Nonostante l’avvento delle compagnie online e le direttive secondo le quali non è più obbligatorio esibire il cartaceo originale, di fatto in Italia è ancora diffusissima la tendenza a pretendere l’originale su carta, motivo per cui la posta e il corriere sono ancora i metodi più comuni per fare pervenire questo prezioso documento, mentre l’email e il fax sono ancora metodi utilizzati in ultima istanza, nel caso si verificasse un’urgenza improvvisa, poiché di fatto anche le compagnie online per evitare problemi con la clientela si “piegano” al più costoso e meno sicuro invio via posta.

Se l’attestato fosse illeggibile posso chiederne un altro?

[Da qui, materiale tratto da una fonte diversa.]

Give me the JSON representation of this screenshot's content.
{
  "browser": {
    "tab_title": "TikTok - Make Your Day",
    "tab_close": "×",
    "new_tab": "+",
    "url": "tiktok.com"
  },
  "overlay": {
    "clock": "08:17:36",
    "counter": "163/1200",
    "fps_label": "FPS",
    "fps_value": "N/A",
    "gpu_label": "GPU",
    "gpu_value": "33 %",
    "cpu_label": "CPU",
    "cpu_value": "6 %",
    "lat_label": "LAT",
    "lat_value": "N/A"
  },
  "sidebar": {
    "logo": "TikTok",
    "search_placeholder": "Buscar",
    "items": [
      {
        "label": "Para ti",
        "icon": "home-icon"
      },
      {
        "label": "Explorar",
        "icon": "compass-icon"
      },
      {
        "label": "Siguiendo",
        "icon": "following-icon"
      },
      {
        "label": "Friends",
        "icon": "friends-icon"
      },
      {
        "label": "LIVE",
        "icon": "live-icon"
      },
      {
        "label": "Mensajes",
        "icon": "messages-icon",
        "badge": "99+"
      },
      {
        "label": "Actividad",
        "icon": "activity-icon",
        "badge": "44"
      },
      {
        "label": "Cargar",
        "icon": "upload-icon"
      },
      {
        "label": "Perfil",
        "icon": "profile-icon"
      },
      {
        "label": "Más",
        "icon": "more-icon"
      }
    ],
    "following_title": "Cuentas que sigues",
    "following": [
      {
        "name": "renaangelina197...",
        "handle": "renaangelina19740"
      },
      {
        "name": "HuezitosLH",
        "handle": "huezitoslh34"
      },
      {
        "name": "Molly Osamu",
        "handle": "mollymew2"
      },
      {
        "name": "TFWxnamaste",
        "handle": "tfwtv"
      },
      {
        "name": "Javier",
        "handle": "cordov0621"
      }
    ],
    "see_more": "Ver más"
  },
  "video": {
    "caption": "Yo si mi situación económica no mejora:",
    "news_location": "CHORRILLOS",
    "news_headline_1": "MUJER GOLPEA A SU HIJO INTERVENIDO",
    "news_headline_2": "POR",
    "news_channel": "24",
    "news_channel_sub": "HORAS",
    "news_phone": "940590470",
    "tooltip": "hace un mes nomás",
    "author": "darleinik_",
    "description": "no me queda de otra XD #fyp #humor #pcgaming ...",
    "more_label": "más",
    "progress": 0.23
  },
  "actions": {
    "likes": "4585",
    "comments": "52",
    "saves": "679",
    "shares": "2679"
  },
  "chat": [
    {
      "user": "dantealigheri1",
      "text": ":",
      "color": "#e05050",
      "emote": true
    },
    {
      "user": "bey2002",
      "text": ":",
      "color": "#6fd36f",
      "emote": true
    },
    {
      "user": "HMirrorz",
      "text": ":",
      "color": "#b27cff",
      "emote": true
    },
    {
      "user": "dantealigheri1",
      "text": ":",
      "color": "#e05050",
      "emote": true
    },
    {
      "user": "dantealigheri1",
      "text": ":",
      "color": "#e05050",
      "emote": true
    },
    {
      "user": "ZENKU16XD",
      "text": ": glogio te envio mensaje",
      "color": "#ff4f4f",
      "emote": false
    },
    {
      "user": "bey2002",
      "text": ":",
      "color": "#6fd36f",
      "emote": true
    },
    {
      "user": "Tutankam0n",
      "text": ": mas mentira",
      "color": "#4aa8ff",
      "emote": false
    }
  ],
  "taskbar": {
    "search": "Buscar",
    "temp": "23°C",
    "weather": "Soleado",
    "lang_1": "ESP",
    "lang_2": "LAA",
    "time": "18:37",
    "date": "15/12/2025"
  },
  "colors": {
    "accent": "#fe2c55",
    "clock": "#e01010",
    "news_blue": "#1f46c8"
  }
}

L’invio via posta oltre al problema dei ritardi pone anche quello relativo al deterioramento, scongiurato in caso di invio telematico … se vi dovesse arrivare un attestato di rischio illeggibile avete il diritto di richiedere un nuovo invio, che deve avvenire entro 15 giorni. Se da un lato le compagnie non possono temporeggiare, dall’altro il cliente deve ovviamente comprendere che non sempre la colpa dei ritardi è dovuta ad una scarsa solerzia delle assicurazioni, poiché (lo diciamo anche per esperienza personale) i servizi di posta non sono affatto infallibili.

Meglio chiedere l’invio senza perdere tempo

 Se fino a 30 giorni prima della scadenza contrattuale è preferibile non perdere tempo chiedendo l’invio (fortunatamente di solito arriva entro i termini stabiliti), nel caso un disguido vi impedisse di ricevere l’attestato di rischio nei tempi corretti vi consigliamo, nel caso voleste cambiare compagnia, di non ridurvi all’ultimo nel richiedere un nuovo invio; sarebbe inoltre buona norma chiedere che la seconda spedizione venisse anticipata via email o fax, in modo da avere comunque un documento anche nel caso qualcosa dovesse andare storto nella spedizione.